Однажды Паруня пошла в соседнее село и купила там поросенка. Купила и, благословясь, отправилась домой. Поросенок Паруне попался егозистый, визгливый, все возился в мешке, долбил ногами в спину хозяйке и орал на весь лес. Паруня вела беседу с поросенком, призывала его к порядку, пробовала даже запеть: «Базар большой, купил поросенка, всю дорогу целовал, думал, что девчонка». Но поросенку не поглянулась песня: «Уй-уй-зю-у-у!» — возмущенно взвизгивал он. «Ну, не буду, не буду», — успокоила его Паруня. Поскольку пять верст — путь длинный и с поклажей нелегкий, Паруня имя поросенку от нечего делать придумала — Путик.

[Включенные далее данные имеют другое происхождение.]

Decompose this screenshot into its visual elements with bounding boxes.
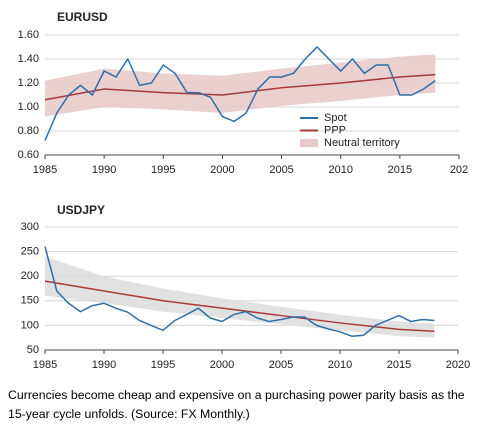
legend-label: Spot	[324, 112, 347, 124]
y-tick-label: 300	[21, 221, 39, 233]
legend-swatch	[300, 139, 318, 147]
y-tick-label: 250	[21, 246, 39, 258]
x-tick-label: 1990	[92, 164, 116, 176]
x-tick-label: 2020	[446, 359, 470, 371]
series-line	[44, 73, 436, 101]
x-tick-label: 202	[450, 164, 468, 176]
y-tick-label: 1.60	[18, 29, 39, 41]
x-tick-label: 2000	[210, 359, 234, 371]
y-tick-label: 150	[21, 295, 39, 307]
x-tick-label: 2005	[269, 164, 293, 176]
y-tick-label: 0.60	[18, 149, 39, 161]
y-tick-label: 100	[21, 319, 39, 331]
y-tick-label: 200	[21, 270, 39, 282]
x-tick-label: 2010	[328, 359, 352, 371]
charts: EURUSD 0.60 0.80 1.00 1.20 1.40 1.60 1985 1990 19…	[18, 10, 471, 371]
y-tick-label: 1.20	[18, 77, 39, 89]
x-tick-label: 1995	[151, 359, 175, 371]
neutral-band	[45, 256, 435, 338]
series-line	[44, 246, 435, 337]
x-tick-label: 1985	[33, 164, 57, 176]
x-tick-label: 2015	[388, 164, 412, 176]
series-line	[44, 45, 436, 141]
page: EURUSD 0.60 0.80 1.00 1.20 1.40 1.60 1985 1990 19…	[8, 10, 471, 421]
x-tick-label: 2005	[269, 359, 293, 371]
legend-label: PPP	[324, 124, 346, 136]
x-tick-label: 1995	[151, 164, 175, 176]
x-tick-label: 2015	[387, 359, 411, 371]
x-tick-label: 2000	[210, 164, 234, 176]
neutral-band	[45, 54, 436, 117]
x-tick-label: 1990	[92, 359, 116, 371]
y-tick-label: 1.40	[18, 53, 39, 65]
series-line	[44, 280, 435, 333]
x-tick-label: 1985	[33, 359, 57, 371]
chart-title: USDJPY	[57, 203, 105, 217]
y-tick-label: 1.00	[18, 101, 39, 113]
caption: Currencies become cheap and expensive on…	[8, 388, 465, 421]
y-tick-label: 50	[27, 344, 39, 356]
legend-label: Neutral territory	[324, 137, 400, 149]
chart-title: EURUSD	[57, 10, 108, 24]
y-tick-label: 0.80	[18, 125, 39, 137]
x-tick-label: 2010	[328, 164, 352, 176]
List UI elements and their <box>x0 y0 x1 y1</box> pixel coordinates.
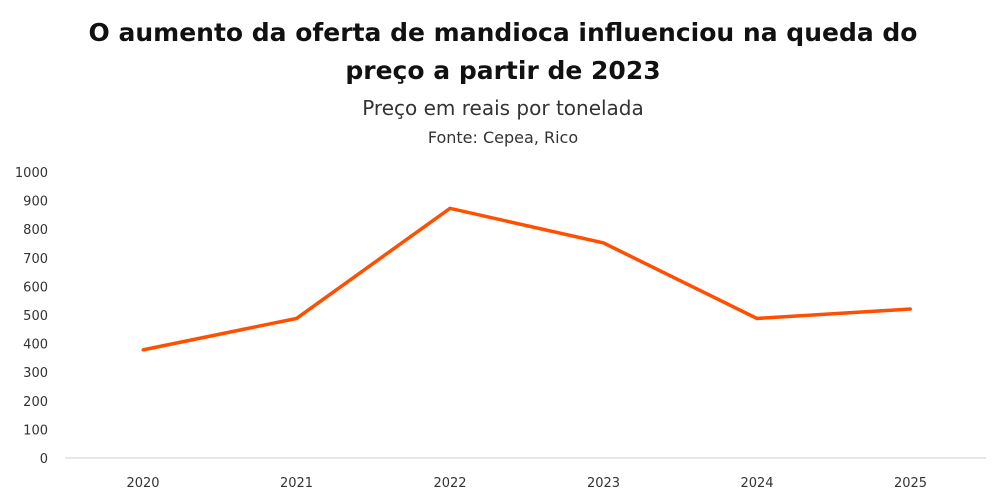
y-tick-label: 100 <box>23 423 48 438</box>
x-tick-label: 2024 <box>740 476 773 491</box>
x-tick-label: 2021 <box>280 476 313 491</box>
y-tick-label: 1000 <box>15 166 48 181</box>
y-tick-label: 500 <box>23 309 48 324</box>
data-point <box>602 241 605 245</box>
data-point <box>755 316 759 320</box>
data-point <box>295 316 298 320</box>
y-tick-label: 400 <box>23 338 48 353</box>
chart-title-line-1: O aumento da oferta de mandioca influenc… <box>88 18 918 47</box>
data-point <box>448 206 452 210</box>
y-tick-label: 200 <box>23 395 48 410</box>
y-tick-label: 0 <box>40 452 48 467</box>
data-point <box>141 348 145 352</box>
y-tick-label: 700 <box>23 252 48 267</box>
y-tick-label: 600 <box>23 280 48 295</box>
chart-source: Fonte: Cepea, Rico <box>427 128 579 147</box>
series-line <box>142 206 911 352</box>
y-tick-label: 300 <box>23 366 48 381</box>
chart-subtitle: Preço em reais por tonelada <box>362 96 644 120</box>
x-tick-label: 2022 <box>433 476 466 491</box>
x-tick-label: 2023 <box>587 476 620 491</box>
x-tick-label: 2020 <box>126 476 159 491</box>
data-point <box>909 307 912 311</box>
y-tick-label: 900 <box>23 195 48 210</box>
y-tick-label: 800 <box>23 223 48 238</box>
x-tick-label: 2025 <box>894 476 927 491</box>
chart-title-line-2: preço a partir de 2023 <box>345 56 661 85</box>
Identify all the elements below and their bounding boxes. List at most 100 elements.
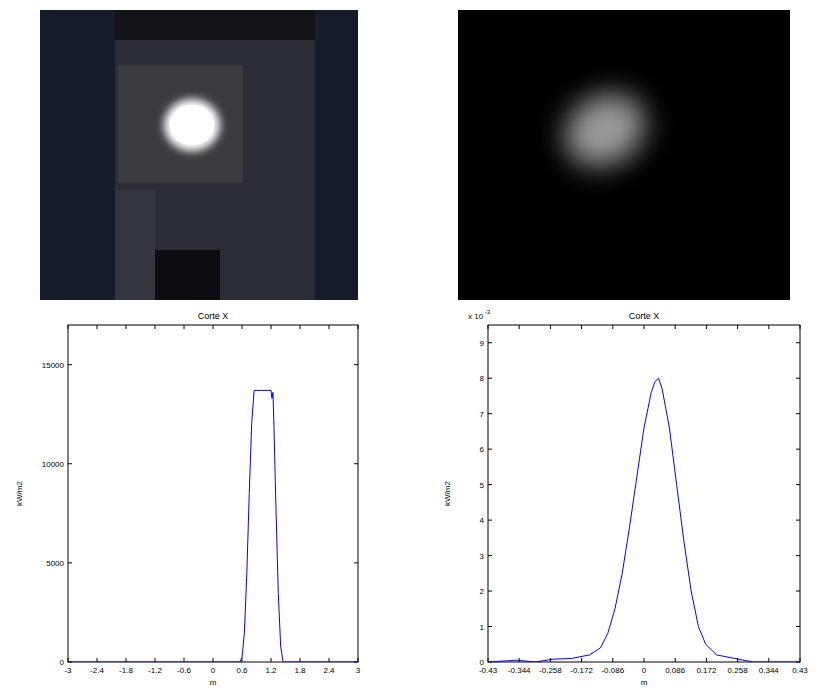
y-tick (68, 562, 72, 563)
y-tick (488, 484, 492, 485)
x-tick (97, 325, 98, 329)
x-tick (184, 658, 185, 662)
y-tick-label: 9 (480, 339, 485, 348)
x-tick-label: -0.086 (601, 666, 624, 675)
x-tick (213, 658, 214, 662)
y-tick (796, 378, 800, 379)
x-tick (300, 325, 301, 329)
data-group (68, 390, 358, 662)
y-tick (488, 591, 492, 592)
x-tick (242, 325, 243, 329)
x-tick (358, 658, 359, 662)
y-tick (796, 591, 800, 592)
x-tick (675, 658, 676, 662)
y-tick (488, 555, 492, 556)
chart: Corte X-3-2.4-1.8-1.2-0.600.61.21.82.430… (15, 311, 361, 687)
x-tick-label: -3 (64, 666, 72, 675)
y-tick (354, 364, 358, 365)
x-tick-label: 0.086 (665, 666, 686, 675)
light-spot (170, 105, 214, 145)
camera-image (458, 10, 790, 300)
chart-title: Corte X (629, 311, 660, 321)
y-multiplier-exponent: -3 (485, 309, 491, 315)
page: Corte X-3-2.4-1.8-1.2-0.600.61.21.82.430… (0, 0, 835, 690)
y-tick-label: 8 (480, 374, 485, 383)
photo-sky (40, 10, 358, 300)
x-tick (329, 325, 330, 329)
x-tick (271, 325, 272, 329)
x-tick (358, 325, 359, 329)
light-spot-glow (164, 99, 220, 151)
target-panel (118, 65, 243, 183)
x-tick (581, 658, 582, 662)
x-tick (644, 325, 645, 329)
x-tick (706, 658, 707, 662)
y-tick-label: 0 (480, 658, 485, 667)
y-tick (68, 364, 72, 365)
y-tick-label: 5 (480, 481, 485, 490)
profile-line (488, 378, 800, 662)
y-multiplier: x 10 (468, 312, 484, 321)
y-tick-label: 3 (480, 552, 485, 561)
y-axis-title: kW/m2 (15, 481, 24, 506)
y-tick (796, 413, 800, 414)
x-tick-label: 0.344 (759, 666, 780, 675)
x-tick-label: 0.6 (236, 666, 248, 675)
profile-line (68, 390, 358, 662)
x-tick (97, 658, 98, 662)
x-tick (213, 325, 214, 329)
x-tick (768, 658, 769, 662)
data-group (488, 378, 800, 662)
x-tick-label: 0.258 (728, 666, 749, 675)
x-tick-label: -0.172 (570, 666, 593, 675)
x-tick (550, 325, 551, 329)
x-tick (706, 325, 707, 329)
y-tick (488, 342, 492, 343)
y-tick-label: 5000 (46, 559, 64, 568)
x-tick-label: 0 (211, 666, 216, 675)
y-tick-label: 0 (60, 658, 65, 667)
x-tick-label: -1.2 (148, 666, 162, 675)
y-tick-label: 15000 (42, 361, 65, 370)
x-tick (184, 325, 185, 329)
y-tick-label: 6 (480, 445, 485, 454)
x-tick (612, 658, 613, 662)
x-tick (581, 325, 582, 329)
flux-spot (552, 80, 659, 181)
x-tick-label: -1.8 (119, 666, 133, 675)
x-tick (126, 658, 127, 662)
chart: Corte X -0.43 -0.344 -0.258 -0.172 -0.086 0 0.0… (443, 309, 808, 687)
y-tick-label: 7 (480, 410, 485, 419)
y-tick (796, 520, 800, 521)
x-tick-label: 0 (642, 666, 647, 675)
x-tick (271, 658, 272, 662)
y-tick (354, 562, 358, 563)
x-tick-label: -0.43 (479, 666, 498, 675)
x-tick-label: -2.4 (90, 666, 104, 675)
chart-title: Corte X (198, 311, 229, 321)
x-tick (800, 325, 801, 329)
x-tick-label: -0.6 (177, 666, 191, 675)
x-tick-label: 3 (356, 666, 361, 675)
x-tick (329, 658, 330, 662)
tower-door (150, 250, 220, 300)
x-tick (612, 325, 613, 329)
x-tick-label: -0.258 (539, 666, 562, 675)
y-tick (796, 449, 800, 450)
x-tick (488, 658, 489, 662)
x-tick (675, 325, 676, 329)
x-tick (737, 325, 738, 329)
y-tick-label: 1 (480, 623, 485, 632)
x-tick (68, 658, 69, 662)
y-tick-label: 2 (480, 587, 485, 596)
plot-frame (68, 325, 358, 662)
x-tick-label: -0.344 (508, 666, 531, 675)
x-tick-label: 0.172 (696, 666, 717, 675)
x-tick-label: 2.4 (323, 666, 335, 675)
x-tick (155, 658, 156, 662)
x-tick (68, 325, 69, 329)
x-tick-label: 1.8 (294, 666, 306, 675)
y-tick (488, 626, 492, 627)
tower-top (115, 10, 315, 40)
x-tick (126, 325, 127, 329)
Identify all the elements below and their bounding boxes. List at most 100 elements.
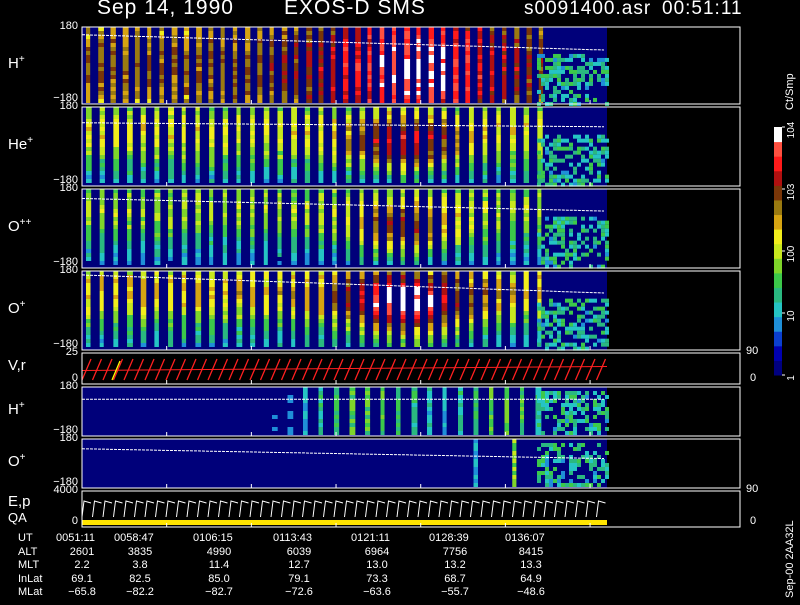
footer-cell: 7756 <box>442 545 468 558</box>
heatmap-cell <box>168 327 174 331</box>
heatmap-cell <box>147 87 152 91</box>
heatmap-cell <box>569 69 573 74</box>
heatmap-cell <box>349 403 356 407</box>
heatmap-cell <box>245 39 251 43</box>
heatmap-cell <box>477 67 483 71</box>
heatmap-cell <box>154 291 159 295</box>
heatmap-cell <box>373 271 380 275</box>
heatmap-cell <box>581 174 585 179</box>
heatmap-cell <box>232 99 238 103</box>
heatmap-cell <box>86 87 91 91</box>
footer-cell: 85.0 <box>208 572 230 585</box>
heatmap-cell <box>281 83 288 87</box>
heatmap-cell <box>250 221 255 225</box>
y-tick-bottom: −180 <box>53 92 78 104</box>
heatmap-cell <box>597 154 601 159</box>
heatmap-cell <box>427 403 433 407</box>
heatmap-cell <box>441 257 447 261</box>
heatmap-cell <box>441 283 448 287</box>
heatmap-cell <box>489 387 494 391</box>
heatmap-cell <box>553 338 557 343</box>
heatmap-cell <box>468 205 475 209</box>
heatmap-cell <box>127 217 132 221</box>
heatmap-cell <box>245 99 251 103</box>
heatmap-cell <box>334 407 340 411</box>
heatmap-cell <box>232 75 238 79</box>
heatmap-cell <box>222 197 228 201</box>
heatmap-cell <box>318 407 323 411</box>
heatmap-cell <box>183 51 190 55</box>
heatmap-cell <box>523 275 529 279</box>
heatmap-cell <box>304 131 311 135</box>
heatmap-cell <box>140 135 146 139</box>
heatmap-cell <box>573 395 577 399</box>
heatmap-cell <box>489 59 495 63</box>
heatmap-cell <box>373 287 380 291</box>
heatmap-cell <box>589 182 593 187</box>
heatmap-cell <box>147 67 152 71</box>
heatmap-cell <box>367 87 372 91</box>
heatmap-cell <box>473 403 479 407</box>
heatmap-cell <box>441 119 447 123</box>
heatmap-cell <box>453 35 459 39</box>
heatmap-cell <box>332 225 337 229</box>
heatmap-cell <box>509 111 516 115</box>
heatmap-cell <box>245 31 251 35</box>
heatmap-cell <box>404 31 411 35</box>
heatmap-cell <box>127 107 133 111</box>
heatmap-cell <box>127 175 133 179</box>
heatmap-cell <box>427 221 433 225</box>
heatmap-cell <box>318 311 325 315</box>
colorbar-segment <box>774 287 782 303</box>
heatmap-cell <box>455 287 460 291</box>
heatmap-cell <box>127 171 133 175</box>
heatmap-cell <box>99 193 105 197</box>
heatmap-cell <box>523 119 530 123</box>
heatmap-cell <box>414 261 420 265</box>
heatmap-cell <box>440 27 446 31</box>
heatmap-cell <box>396 407 401 411</box>
heatmap-cell <box>281 63 288 67</box>
heatmap-cell <box>127 335 133 339</box>
heatmap-cell <box>236 139 241 143</box>
heatmap-cell <box>196 47 202 51</box>
heatmap-cell <box>597 431 601 435</box>
heatmap-cell <box>537 131 543 135</box>
heatmap-cell <box>428 35 435 39</box>
heatmap-cell <box>127 343 133 347</box>
heatmap-cell <box>386 217 393 221</box>
heatmap-cell <box>573 150 577 155</box>
heatmap-cell <box>209 209 214 213</box>
heatmap-cell <box>171 83 178 87</box>
heatmap-cell <box>86 127 92 131</box>
heatmap-cell <box>455 291 460 295</box>
heatmap-cell <box>277 167 283 171</box>
heatmap-cell <box>414 131 420 135</box>
heatmap-cell <box>414 295 421 299</box>
heatmap-cell <box>441 107 447 111</box>
heatmap-cell <box>569 407 573 411</box>
heatmap-cell <box>196 95 202 99</box>
heatmap-cell <box>455 271 460 275</box>
heatmap-cell <box>250 295 256 299</box>
heatmap-cell <box>455 163 460 167</box>
heatmap-cell <box>593 228 597 233</box>
heatmap-cell <box>222 119 229 123</box>
heatmap-cell <box>236 319 243 323</box>
heatmap-cell <box>269 51 274 55</box>
heatmap-cell <box>565 415 569 419</box>
heatmap-cell <box>373 315 380 319</box>
heatmap-cell <box>291 155 297 159</box>
heatmap-cell <box>195 237 201 241</box>
heatmap-cell <box>585 346 589 351</box>
heatmap-cell <box>416 99 421 103</box>
heatmap-cell <box>537 209 542 213</box>
heatmap-cell <box>181 275 187 279</box>
heatmap-cell <box>391 31 397 35</box>
heatmap-cell <box>400 319 406 323</box>
heatmap-cell <box>168 311 174 315</box>
panel-label-base: O <box>8 299 20 317</box>
heatmap-cell <box>332 249 337 253</box>
y-tick-top: 180 <box>59 432 78 444</box>
heatmap-cell <box>597 423 601 427</box>
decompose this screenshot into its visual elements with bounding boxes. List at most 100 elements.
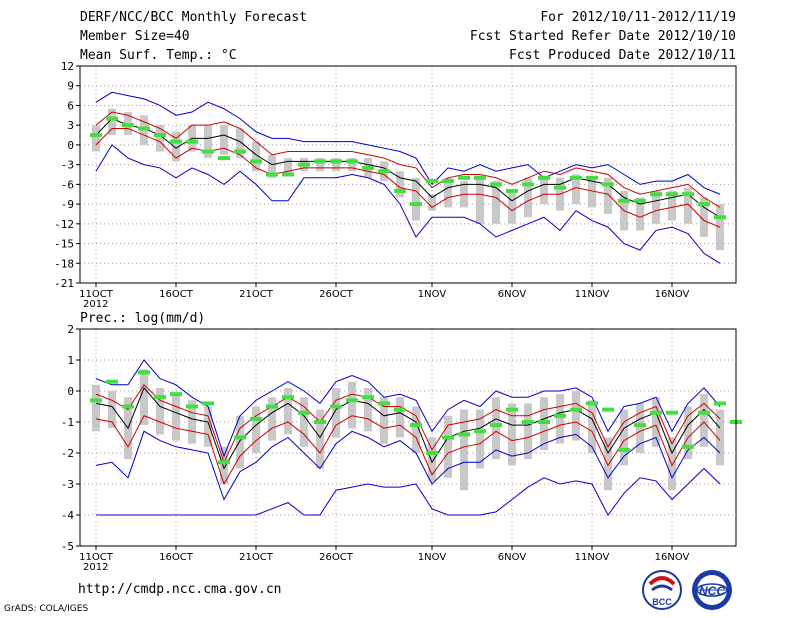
ensemble-range-bar — [620, 409, 628, 466]
y-tick-label: 0 — [67, 139, 74, 152]
y-tick-label: 3 — [67, 119, 74, 132]
ensemble-range-bar — [588, 400, 596, 453]
ensemble-range-bar — [588, 177, 596, 208]
y-tick-label: 9 — [67, 80, 74, 93]
reference-marker — [234, 435, 246, 440]
ncc-logo-text: NCC — [699, 584, 725, 598]
reference-marker — [570, 407, 582, 412]
y-tick-label: -15 — [54, 238, 74, 251]
reference-marker — [442, 179, 454, 184]
ensemble-range-bar — [220, 125, 228, 155]
ensemble-range-bar — [92, 125, 100, 152]
reference-marker — [698, 410, 710, 415]
header-right: For 2012/10/11-2012/11/19 Fcst Started R… — [470, 10, 736, 67]
reference-marker — [378, 401, 390, 406]
reference-marker — [554, 185, 566, 190]
ensemble-range-bar — [684, 187, 692, 224]
series-line-upper — [95, 384, 721, 464]
ensemble-range-bar — [156, 387, 164, 435]
member-size-label: Member Size=40 — [80, 29, 190, 44]
ensemble-range-bar — [444, 177, 452, 208]
reference-marker — [682, 444, 694, 449]
ensemble-range-bar — [284, 387, 292, 435]
fcst-started-label: Fcst Started Refer Date 2012/10/10 — [469, 29, 736, 44]
ensemble-range-bar — [572, 174, 580, 205]
reference-marker — [154, 395, 166, 400]
ensemble-range-bar — [716, 409, 724, 466]
ensemble-range-bar — [604, 177, 612, 214]
reference-marker — [618, 198, 630, 203]
ensemble-range-bar — [476, 409, 484, 469]
ensemble-range-bar — [316, 409, 324, 469]
reference-marker — [650, 192, 662, 197]
reference-marker — [346, 398, 358, 403]
reference-marker — [202, 149, 214, 154]
ensemble-range-bar — [156, 125, 164, 152]
reference-marker — [122, 404, 134, 409]
reference-marker — [170, 139, 182, 144]
ncc-logo: NCC — [692, 570, 732, 610]
x-tick-label: 11OCT — [79, 552, 114, 563]
ensemble-range-bar — [284, 158, 292, 175]
reference-marker — [122, 123, 134, 128]
reference-marker — [202, 401, 214, 406]
ensemble-range-bar — [636, 197, 644, 231]
reference-marker — [522, 182, 534, 187]
y-tick-label: -3 — [61, 159, 74, 172]
ensemble-range-bar — [636, 403, 644, 453]
reference-marker — [250, 159, 262, 164]
reference-marker — [106, 379, 118, 384]
source-url[interactable]: http://cmdp.ncc.cma.gov.cn — [78, 582, 282, 597]
ensemble-range-bar — [380, 397, 388, 444]
reference-marker — [170, 392, 182, 397]
series-line-min — [95, 430, 721, 501]
y-tick-label: -3 — [61, 478, 74, 491]
bcc-logo: BCC — [642, 570, 682, 610]
header-left: DERF/NCC/BCC Monthly Forecast Member Siz… — [80, 10, 307, 67]
ensemble-range-bar — [524, 177, 532, 218]
reference-marker — [394, 407, 406, 412]
ensemble-range-bar — [412, 177, 420, 221]
reference-marker — [154, 133, 166, 138]
ensemble-range-bar — [524, 403, 532, 460]
reference-marker — [522, 420, 534, 424]
reference-marker — [218, 460, 230, 465]
ensemble-range-bar — [172, 394, 180, 441]
ensemble-range-bar — [364, 387, 372, 432]
ensemble-range-bar — [428, 194, 436, 211]
reference-marker — [586, 401, 598, 406]
reference-marker — [138, 370, 150, 375]
reference-marker — [682, 192, 694, 197]
y-tick-label: 2 — [67, 323, 74, 336]
reference-marker — [714, 215, 726, 220]
reference-marker — [330, 404, 342, 409]
plot-frame — [79, 65, 737, 284]
ensemble-range-bar — [684, 406, 692, 460]
ensemble-range-bar — [460, 409, 468, 491]
ensemble-range-bar — [140, 369, 148, 426]
y-tick-label: -2 — [61, 447, 74, 460]
x-tick-label: 21OCT — [239, 552, 274, 563]
reference-marker — [218, 156, 230, 161]
ensemble-range-bar — [252, 406, 260, 453]
ensemble-range-bar — [204, 406, 212, 447]
reference-marker — [362, 165, 374, 170]
ensemble-range-bar — [204, 125, 212, 159]
ensemble-range-bar — [700, 394, 708, 447]
ensemble-range-bar — [220, 446, 228, 484]
grads-credit: GrADS: COLA/IGES — [4, 604, 89, 614]
x-tick-label: 26OCT — [319, 552, 354, 563]
chart-title: DERF/NCC/BCC Monthly Forecast — [80, 10, 307, 25]
reference-marker — [474, 175, 486, 180]
ensemble-range-bar — [300, 397, 308, 447]
reference-marker — [570, 175, 582, 180]
reference-marker — [602, 407, 614, 412]
x-tick-label: 1NOV — [418, 289, 447, 300]
variable-label: Mean Surf. Temp.: °C — [80, 48, 237, 63]
reference-marker — [314, 420, 326, 424]
ensemble-range-bar — [492, 181, 500, 224]
series-line-lower — [95, 415, 721, 486]
reference-marker — [186, 139, 198, 144]
series-line-max — [95, 91, 721, 195]
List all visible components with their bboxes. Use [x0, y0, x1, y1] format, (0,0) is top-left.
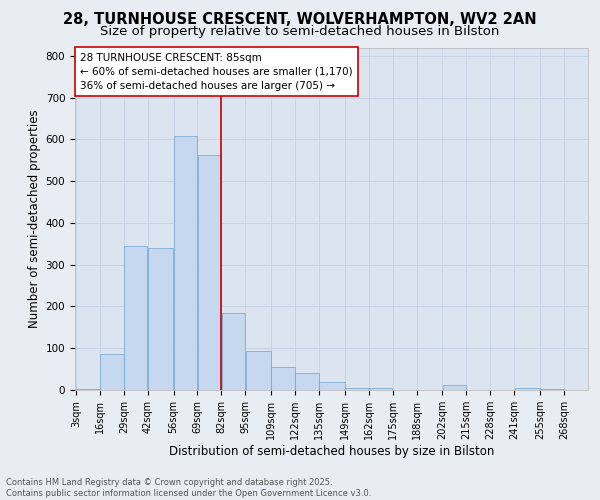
Bar: [271, 367, 295, 390]
Bar: [319, 382, 344, 390]
Bar: [541, 389, 564, 390]
Bar: [148, 248, 173, 390]
X-axis label: Distribution of semi-detached houses by size in Bilston: Distribution of semi-detached houses by …: [169, 445, 494, 458]
Bar: [222, 312, 245, 390]
Bar: [369, 388, 392, 390]
Bar: [443, 385, 466, 390]
Y-axis label: Number of semi-detached properties: Number of semi-detached properties: [28, 110, 41, 328]
Bar: [245, 351, 271, 390]
Bar: [100, 354, 124, 390]
Text: 28, TURNHOUSE CRESCENT, WOLVERHAMPTON, WV2 2AN: 28, TURNHOUSE CRESCENT, WOLVERHAMPTON, W…: [63, 12, 537, 28]
Bar: [345, 388, 368, 390]
Bar: [76, 389, 100, 390]
Bar: [124, 246, 148, 390]
Text: 28 TURNHOUSE CRESCENT: 85sqm
← 60% of semi-detached houses are smaller (1,170)
3: 28 TURNHOUSE CRESCENT: 85sqm ← 60% of se…: [80, 52, 353, 90]
Bar: [295, 374, 319, 390]
Bar: [515, 388, 540, 390]
Text: Contains HM Land Registry data © Crown copyright and database right 2025.
Contai: Contains HM Land Registry data © Crown c…: [6, 478, 371, 498]
Bar: [198, 155, 221, 390]
Bar: [174, 136, 197, 390]
Text: Size of property relative to semi-detached houses in Bilston: Size of property relative to semi-detach…: [100, 25, 500, 38]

Долго ли, коротко ли шла Паруня, а уже завечерело. Стала Паруня переходить через речку Быковку по двум жердям, перекинутым с берега на берег, и, взбодряя себя, завела беседу: «Вот через речку переберемся, Путик, и дома будем. Я тебе молочка дам, а себе похлебку разогрею. Поедим и спать уложимся: я на кровать, ты в подпечье…»

«И-и-и-зю-у-у-у!» — ответил поросенок и брыкнулся в мешке. «Эво, эво! — шатнулась на жердях Паруня. — Я эть эдак упаду! Говорю тебе, Путик, дом скоро. Вон уж крышу видно, и ты смирно сиди, не роняй меня…» Закончить назидание не довелось — Путик так брыкнулся в мешке, что зашаталась Паруня и рухнула в холодные воды Быковки. Мешок она при этом выпустила и поначалу хватала руками вокруг, да уж больно холодна вода-то. И, сказав: «А, подь ты к чемару!» — побрела на берег.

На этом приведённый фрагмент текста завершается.